5 Tips for Helping Students Get the Most Out of Virtual Learning During COVID

Dr. Mike Hill

Love it or hate, as we move deeper into the Fall season, it appears virtual learning will be around for quite some time. While brick and mortar learning certainly remains the default option, due to COVID conditions, many parents are electing to keep their students’ learning online. While some students can manage the transition well, for most, virtual learning remains a challenge. Although learning from home is a viable option, there are also several pitfalls that must be avoided for students to maintain their learning progression in a virtual setting. Below are five tips for helping students learn more effectively from home.

1. Create an academic environment. One of the most significant predictors of student learning is the ability to engage with the learning content. While learning from home, it is imperative that, as much as possible, students work in an environment that is conducive for learning.

Minimize distractions. Avoid unnecessary background noise such as televisions, background activities, and conversations among other family members, which can be equally distracting for classmates.

Avoid working from bed. If possible, students should avoid learning from their beds. When working from their beds, students are prone to get “too comfortable”, fall asleep, and develop poor habits for when they eventually return to brick and mortar i nstruction. Additionally, lying in bed too long can cause students to have trouble sleeping at night, which can also have a negative impact on their learning and mental health.

Make sure the learning space is well-lit. Adequate lighting helps students to remain alert, and work more effectively, while also making them more visible on camera.

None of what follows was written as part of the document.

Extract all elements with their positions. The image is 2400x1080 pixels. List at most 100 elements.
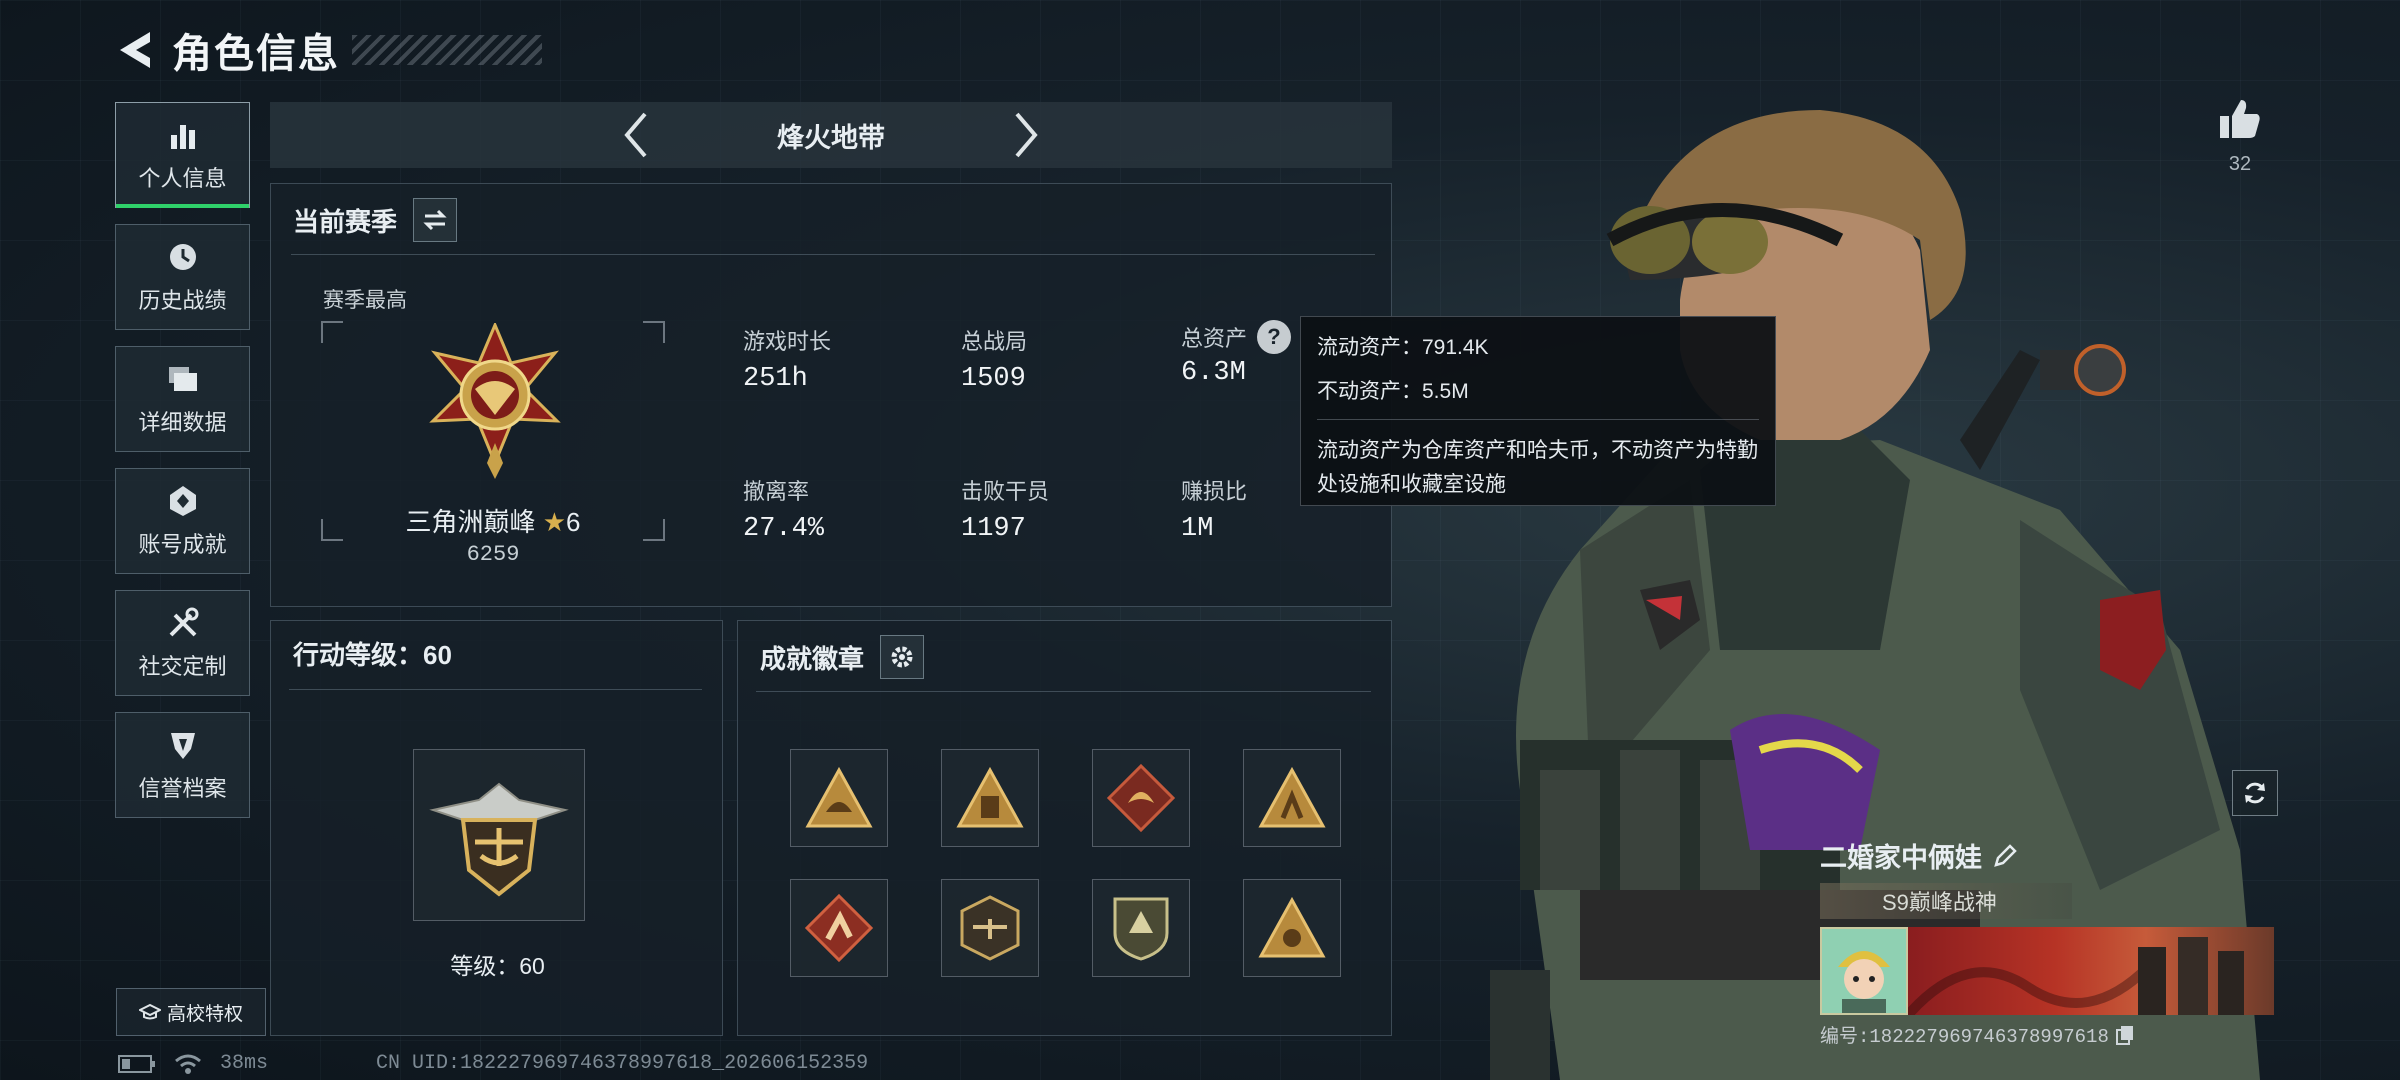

2. Use a schedule or calendar. Working from home means students do not always have the physical reminders of class times, assignment due dates, and other cues that help them keep track of their learning activities. Using a calendar or schedule to keep track of school tasks is even more critical in a virtual environment. Falling behind academically due to poor planning can have a negative impact on student learning outcomes. 

3. Dress for success. Students should not attend virtual class in pajamas or sleeping attire. Students should be dressed for learning from head to toe, including school uniform and shoes. When students do not physically transition from sleeping and lounging, their brain subconsciously functions as if they are still in a state of rest rather than ready to engage in rigorous learning.
4. Get outside. Getting outside and stepping away from the computer is just as important as being fully engaged in instruction. The human brain was not designed to work in isolation. Students will need time to get outside and engage in physical activities in order to rejuvenate their bodies and minds and to keep them at peak performance. 

5. Stay in touch. The risks of becoming disconnected during virtual learning are quite prevalent. It is imperative that students, parents, and teachers engage in regular communication regarding student learning and progression. Virtual learning is still learning, and we must engage in it with the same heart and effort as brick and mortar. The academic success of virtual students depends on effective communication. 


Dr. Mike Hill is the Principal of University Preparatory in West Palm Beach, FL. He has a passion for serving others through education. He has more than 16 years of experience in various instructional and leadership roles in both public and private sectors of education.